Mas mesmo que ultrapassado o aparentemente intransponível obstáculo político, o estádio da Gávea permanece como uma incógnita. Afinal, que tipo de estádio cabe ali?
Se for um estádio mais audacioso, com capacidade mediana, lugares VIPs, instalações confortáveis, voltamos à problemática do item anterior: o negócio somente se viabiliza com uma parceria com investidores/operadores externos. Que, em um espaço com limitações de público (não dá para imaginar nada acima de 30 mil naquele espaço, talvez 20 mil já seja difícil), tenderão a ser ainda mais exigentes em suas premissas.
Se for um estádio mais modesto, desses em que se pode sonhar erguer com recursos próprios e parcerias pontuais, o risco é algo tão arraigado à alma rubro-negra: a dificuldade de se comprometer com projetos de longo prazo e que sobrevivam à alternância de poder no clube.

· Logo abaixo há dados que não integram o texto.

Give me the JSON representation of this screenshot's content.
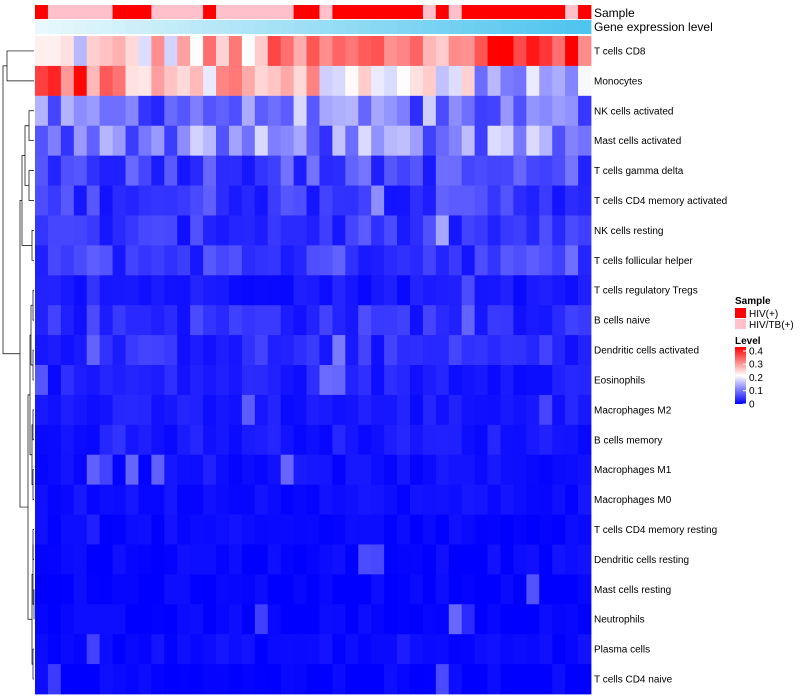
{
  "chart_data": {
    "type": "heatmap",
    "annotation_labels": [
      "Sample",
      "Gene expression level"
    ],
    "rows": [
      "T cells CD8",
      "Monocytes",
      "NK cells activated",
      "Mast cells activated",
      "T cells gamma delta",
      "T cells CD4 memory activated",
      "NK cells resting",
      "T cells follicular helper",
      "T cells regulatory  Tregs",
      "B cells naive",
      "Dendritic cells activated",
      "Eosinophils",
      "Macrophages M2",
      "B cells memory",
      "Macrophages M1",
      "Macrophages M0",
      "T cells CD4 memory resting",
      "Dendritic cells resting",
      "Mast cells resting",
      "Neutrophils",
      "Plasma cells",
      "T cells CD4 naive"
    ],
    "sample_groups": [
      "HIV(+)",
      "HIV/TB(+)",
      "HIV/TB(+)",
      "HIV/TB(+)",
      "HIV/TB(+)",
      "HIV/TB(+)",
      "HIV(+)",
      "HIV(+)",
      "HIV(+)",
      "HIV/TB(+)",
      "HIV/TB(+)",
      "HIV/TB(+)",
      "HIV/TB(+)",
      "HIV(+)",
      "HIV/TB(+)",
      "HIV/TB(+)",
      "HIV/TB(+)",
      "HIV/TB(+)",
      "HIV/TB(+)",
      "HIV/TB(+)",
      "HIV(+)",
      "HIV(+)",
      "HIV/TB(+)",
      "HIV(+)",
      "HIV(+)",
      "HIV(+)",
      "HIV(+)",
      "HIV(+)",
      "HIV(+)",
      "HIV(+)",
      "HIV/TB(+)",
      "HIV(+)",
      "HIV/TB(+)",
      "HIV(+)",
      "HIV(+)",
      "HIV(+)",
      "HIV(+)",
      "HIV(+)",
      "HIV(+)",
      "HIV(+)",
      "HIV(+)",
      "HIV/TB(+)",
      "HIV(+)"
    ],
    "expression_level_range": [
      0,
      1
    ],
    "row_means": [
      0.36,
      0.25,
      0.09,
      0.11,
      0.06,
      0.05,
      0.04,
      0.05,
      0.02,
      0.04,
      0.035,
      0.025,
      0.02,
      0.02,
      0.012,
      0.012,
      0.006,
      0.006,
      0.002,
      0.002,
      0.008,
      0.003
    ],
    "col_trend": {
      "T cells CD8": [
        0.2,
        0.4
      ],
      "Monocytes": [
        0.35,
        0.14
      ]
    },
    "legends": {
      "sample": {
        "title": "Sample",
        "items": [
          {
            "label": "HIV(+)",
            "color": "#ff0000"
          },
          {
            "label": "HIV/TB(+)",
            "color": "#ffc0cb"
          }
        ]
      },
      "level": {
        "title": "Level",
        "ticks": [
          "0.4",
          "0.3",
          "0.2",
          "0.1",
          "0"
        ],
        "range": [
          0,
          0.43
        ]
      }
    },
    "colors": {
      "low": "#0000ff",
      "mid": "#ffffff",
      "high": "#ff0000",
      "expr_start": "#e8f8fc",
      "expr_end": "#4ec4ee",
      "dendrogram": "#000000"
    }
  }
}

Vejam o caso do CT Ninho do Urubu, um projeto iniciado em 1984, com a compra do terreno. De lá para cá, o Flamengo já tentou de tudo: vendeu pulseirinhas, tijolos, pegou patrocínio com a AMBEV, cedeu o Morro da Viúva e a obra continua inconclusa e sem previsão de avançar. Sem entrar no mérito do acerto ou não, há poucos dias o clube decidiu remanejar recursos antes reservados para o centro de treinamento (o valor pago pela cessão do Morro da Viúva) para pagar salários. Isso mostra uma crônica incapacidade de se ater a projetos que se sobreponham às dificuldades cotidianas.
A pergunta, portanto, é inevitável: como um clube que em quase 30 anos não consegue concluir um mero centro de treinamento orçado em apenas alguns milhões de reais, conseguirá levar adiante uma reformulação de seu estádio, que custará dezenas ou centenas de milhões e atravessará mais de um mandato? As idiossincrasias rubro-negras, tão latentes e pulsantes, são postas de lado para dar lugar ao mais puro wishful thinking.
RESUMINDO
Enfim, emoções, sonhos e desejos vão dominando um debate onde deveria prevalecer a racionalidade econômico-financeira. Temos seis meses para avaliarmos com critérios objetivos os desdobramentos dos ajustes firmados com o Consórcio e projetar a melhor rentabilidade possível. O assunto é sério e não é o caso de reduzi-lo a um clima de Fla x Flu.